Al oír sus palabras, Lucas arqueó una ceja.
Cuando el semáforo se puso en rojo, detuvo el coche, miró a Belinda y le preguntó: «¿Quieres que te acompañe a verla?».
«No». Belinda se negó de inmediato. Se volvió hacia él, le tomó el rostro entre las manos y le estudió los rasgos con una suave sonrisa. «Eres demasiado guapo. Prefiero que ella no tenga la oportunidad de verte».
Una leve sonrisa se dibujó en los labios de Lucas.
Belinda bajó las manos y añadió: «Iré sola. Esto es algo que tengo que resolver con Sarai yo misma».

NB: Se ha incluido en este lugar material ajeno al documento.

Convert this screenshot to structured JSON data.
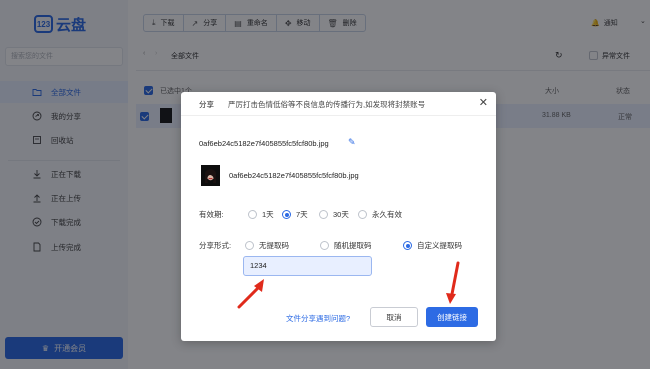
{
  "app": {
    "logo_mark": "123",
    "logo_text": "云盘",
    "search_placeholder": "搜索您的文件",
    "nav": [
      {
        "label": "全部文件",
        "icon": "folder-icon"
      },
      {
        "label": "我的分享",
        "icon": "share-icon"
      },
      {
        "label": "回收站",
        "icon": "trash-icon"
      },
      {
        "label": "正在下载",
        "icon": "download-icon"
      },
      {
        "label": "正在上传",
        "icon": "upload-icon"
      },
      {
        "label": "下载完成",
        "icon": "check-circle-icon"
      },
      {
        "label": "上传完成",
        "icon": "document-icon"
      }
    ],
    "vip_label": "开通会员",
    "toolbar": [
      "下载",
      "分享",
      "重命名",
      "移动",
      "删除"
    ],
    "notify_label": "通知",
    "breadcrumb": "全部文件",
    "abnormal_label": "异常文件",
    "list_head": {
      "selected": "已选中1个",
      "size": "大小",
      "status": "状态"
    },
    "row": {
      "size": "31.88 KB",
      "status": "正常"
    }
  },
  "dialog": {
    "title": "分享",
    "notice": "严厉打击色情低俗等不良信息的传播行为,如发现将封禁账号",
    "filename": "0af6eb24c5182e7f405855fc5fcf80b.jpg",
    "filename_thumb": "0af6eb24c5182e7f405855fc5fcf80b.jpg",
    "validity_label": "有效期:",
    "validity_options": [
      "1天",
      "7天",
      "30天",
      "永久有效"
    ],
    "validity_selected": 1,
    "mode_label": "分享形式:",
    "mode_options": [
      "无提取码",
      "随机提取码",
      "自定义提取码"
    ],
    "mode_selected": 2,
    "code_value": "1234",
    "help_link": "文件分享遇到问题?",
    "cancel_label": "取消",
    "create_label": "创建链接"
  },
  "colors": {
    "accent": "#2d6be4",
    "arrow": "#e02a1b"
  }
}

—De acuerdo. Lucas no insistió más. Una vez que Belinda tomaba una decisión, no servía de nada discutir.
En el restaurante Happer, Sarai ya estaba esperando en el comedor privado cuando Belinda llegó. En cuanto la vio, Sarai se levantó apresuradamente. —Belinda.

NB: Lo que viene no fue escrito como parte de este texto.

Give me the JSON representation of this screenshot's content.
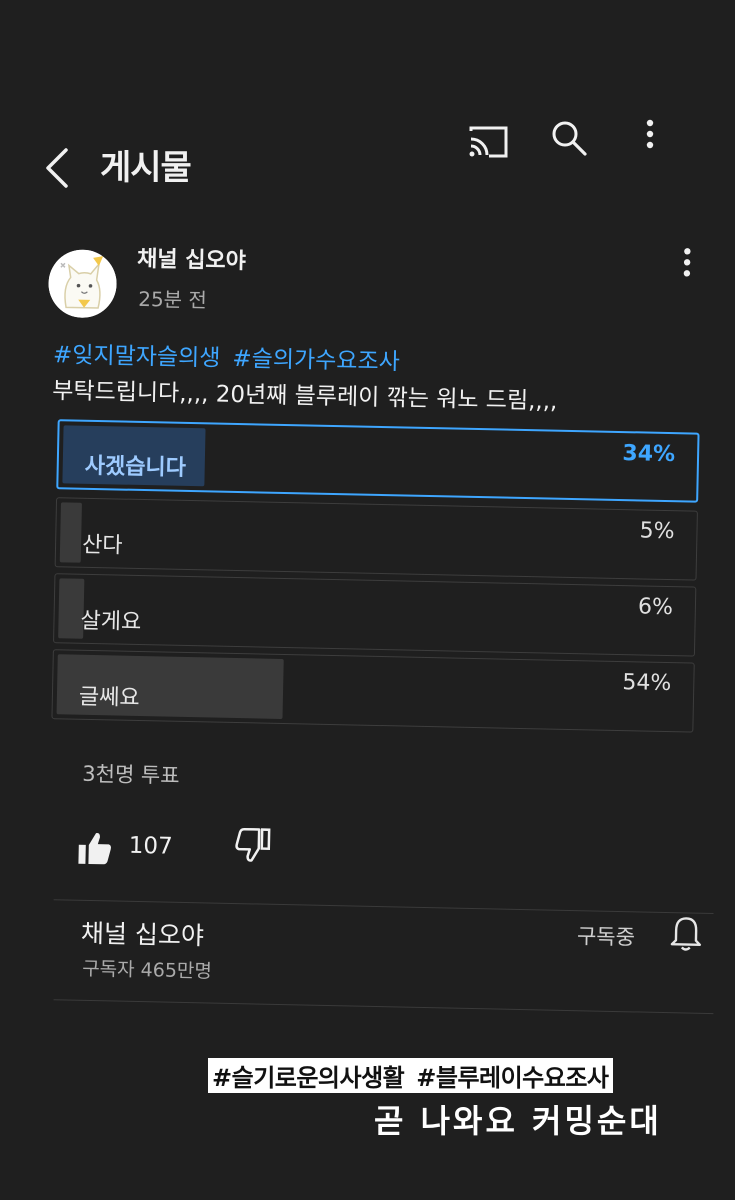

Belinda cruzó la sala y se sentó frente a ella. «¿Qué es lo que quieres decirme?», preguntó, sin andarse con rodeos.
Sarai la miró a los ojos, con tono firme. «He estado pensando mucho en lo que me dijiste aquel día».
Hizo una pausa y luego levantó la vista hacia Belinda con sinceridad. «Gracias por darme otra oportunidad, Belinda. Te prometo que, a partir de ahora, no haré nada en tu contra».
No había rastro de fingimiento en su voz. Durante los últimos días, había luchado con las palabras de Belinda. Cuanto más las daba vueltas, más claro le quedaba: tenía que dejarlo ir.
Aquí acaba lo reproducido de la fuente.